Heat Kernel Property Let $\phi$ be the Heat Kernel in $\mathbb{R}^n$, i. e.
$$\phi (x,t)={(4\pi t)}^{-n/2}\exp\left( - \frac{\mid x \mid ^2}{4t}\right)$$
and let $u$ satisfy Heat equation. Show that:
$$\frac{d}{dt}\int\limits_{\mathbb{R}^n}\phi |Du|^2 dx=-2\int\limits_{\mathbb{R}^n} \phi (\Delta u)^2 dx$$
What I have tried:
We know $\phi_{t}=\Delta\phi$. We get:
$$\frac{d}{dt}\int\limits_{\mathbb{R}^n}\phi |Du|^2dx=\int\limits_{\mathbb{R}^n}\phi_{t}\langle Du,Du \rangle dx+\int\limits_{\mathbb{R}^n}2\phi\langle Du_{t},Du \rangle dx$$
Then you can put $u_{t}=\Delta u$ and apply integration by parts for the second term. But I do not know how to get rid of $\phi$.

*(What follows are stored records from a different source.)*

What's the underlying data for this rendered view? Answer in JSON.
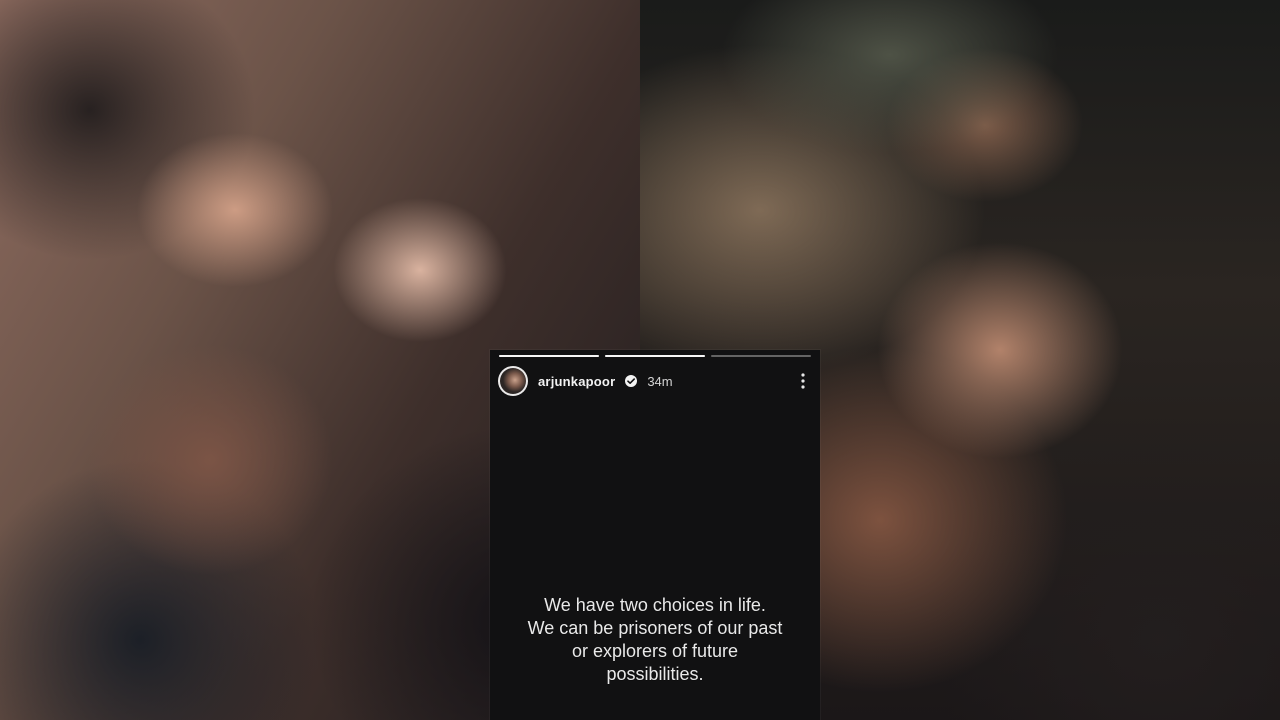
{
  "story": {
    "username": "arjunkapoor",
    "time_ago": "34m",
    "progress": {
      "segments": [
        1,
        1,
        0
      ]
    },
    "caption": "We have two choices in life.\nWe can be prisoners of our past\nor explorers of future\npossibilities."
  },
  "icons": {
    "verified": "verified-badge-icon",
    "more": "more-vertical-icon"
  },
  "colors": {
    "story_background": "#111112",
    "text": "#e9e9e9"
  }
}
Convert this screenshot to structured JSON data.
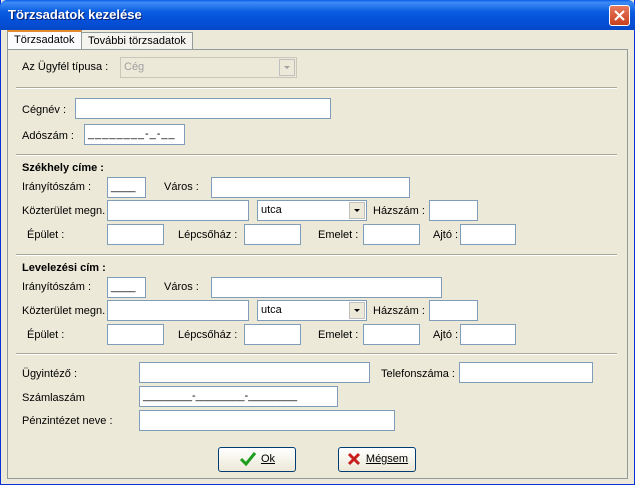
{
  "window": {
    "title": "Törzsadatok kezelése"
  },
  "tabs": [
    {
      "label": "Törzsadatok"
    },
    {
      "label": "További törzsadatok"
    }
  ],
  "client_type": {
    "label": "Az Ügyfél típusa :",
    "value": "Cég"
  },
  "company": {
    "name_label": "Cégnév :",
    "name_value": "",
    "tax_label": "Adószám :",
    "tax_value": "________-_-__"
  },
  "seat": {
    "heading": "Székhely címe :",
    "zip_label": "Irányítószám :",
    "zip_value": "____",
    "city_label": "Város :",
    "city_value": "",
    "street_label": "Közterület megn. :",
    "street_value": "",
    "street_type": "utca",
    "house_label": "Házszám :",
    "house_value": "",
    "building_label": "Épület :",
    "stair_label": "Lépcsőház :",
    "floor_label": "Emelet :",
    "door_label": "Ajtó :"
  },
  "mail": {
    "heading": "Levelezési cím :",
    "zip_label": "Irányítószám :",
    "zip_value": "____",
    "city_label": "Város :",
    "city_value": "",
    "street_label": "Közterület megn. :",
    "street_value": "",
    "street_type": "utca",
    "house_label": "Házszám :",
    "house_value": "",
    "building_label": "Épület :",
    "stair_label": "Lépcsőház :",
    "floor_label": "Emelet :",
    "door_label": "Ajtó :"
  },
  "admin": {
    "agent_label": "Ügyintéző :",
    "agent_value": "",
    "phone_label": "Telefonszáma :",
    "phone_value": "",
    "account_label": "Számlaszám",
    "account_value": "________-________-________",
    "bank_label": "Pénzintézet neve :",
    "bank_value": ""
  },
  "buttons": {
    "ok": "Ok",
    "cancel": "Mégsem"
  },
  "colors": {
    "titlebar": "#0550d8",
    "face": "#ece9d8",
    "ok_icon": "#1e9e1e",
    "cancel_icon": "#c81e1e"
  }
}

 A: Unless I overlook a property of $\phi$, I think what you are stating is not true.
Consider the 1D case, $n = 1$.
Then, starting from what you wrote down
$$\partial_t\int_\mathbb{R} \phi (u_x)^2 dx = \int_\mathbb{R} \phi_t (u_x)^2  + 2 \phi u_x u_{xt} dx$$
Focus on the first summand in the integral: $\phi_t = \Delta \phi \overset{1D}{=} \phi''$ and define $f = (u_x)^2$
$$\int_\mathbb{R} \phi_{xx} f dx \overset{\text{Int. by parts}}{=} \int_\mathbb{R} (\phi_x f)_x dx - \int_\mathbb{R} \phi_x f_x dx = \phi_x f \Big \vert_\mathbb{R} - \int_\mathbb{R} \phi_x f_x dx $$
For $\phi_x = \frac{1}{\sqrt{4 \pi t}} \frac{-x}{2t} \exp \Big( \frac{-x^2}{4t} \Big)$ and $f= (u')^2$ bounded, $ \phi_x f \Big \vert_\mathbb{R} = 0$ and thus (again integration by parts)
$$\int_\mathbb{R} \phi_{xx} f dx = - \int_\mathbb{R} \phi_x f_x dx \overset{\text{Int. by parts}}{=}  - \int_\mathbb{R} (\phi f_x)_x dx +  \int_\mathbb{R} \phi f_{xx} dx$$
Since $- \int_\mathbb{R} (\phi f_x)_x dx = -\phi f_x \Big \vert_\mathbb{R} = 0$  (for bounded $f_x = (u_x)^2_x = 2 u_x  u_{xx})$
So you have
$$\partial_t\int_\mathbb{R} \phi (u_x)^2 dx =\int_\mathbb{R} \phi \big( f_{xx} + 2 u_xu_{xxx} \big) dx$$
Since $f_{xx} = \partial_x \partial_x (u_x)^2 = \partial_x 2(u_x \partial_x u_x )= 2\partial_x (u_x u_{xx})$
and $2u_xu_{xxx} = 2\partial_x(u_x u_{xx}) - 2 u_{xx}u_{xx}$
$$\partial_t \int_\mathbb{R} \phi (u_x)^2 dx =\int_\mathbb{R} \phi \big( 2\partial_x (u_x u_{xx}) + 2\partial_x(u_x u_{xx}) - 2 u_{xx}u_{xx} \big) dx \\
= 4\int_\mathbb{R} \phi \partial_x (u_x u_{xx}) dx - 2\int_\mathbb{R} \phi u_{xx}u_{xx} dx$$
Now consider $u(x, t) = \sin(x) e^{-t}$. Clearly, $u_t = u_{xx} = -\sin(x)e^{-t}.$
Compute $u_x = \cos(x)e^{-t}, u_{xx} = -\sin(x) e^{-t}$ and
$u_x u_{xx} = -\sin(x)\cos(x) e^{-2t}$.
Evaluate $\partial_x (u_x u_{xx}) =  e^{-2t} \Big( - \cos(x) \cos(x) + \sin(x) \sin(x) \Big) = - \cos(2x) e^{-2t} $.
Plugging this into the "remainder"
$$4\int_\mathbb{R} \phi \partial_x (u_x u_{xx}) dx = -\frac{4 e^{-2t}}{\sqrt{4\pi t}} \int_\mathbb{R} \cos(2x) \exp \Big( \frac{-x^2}{4t} \Big) dx $$
Setting for instance $t=0.25$ and asking Wolfram Alpha for help shows that the remainder does not vanish.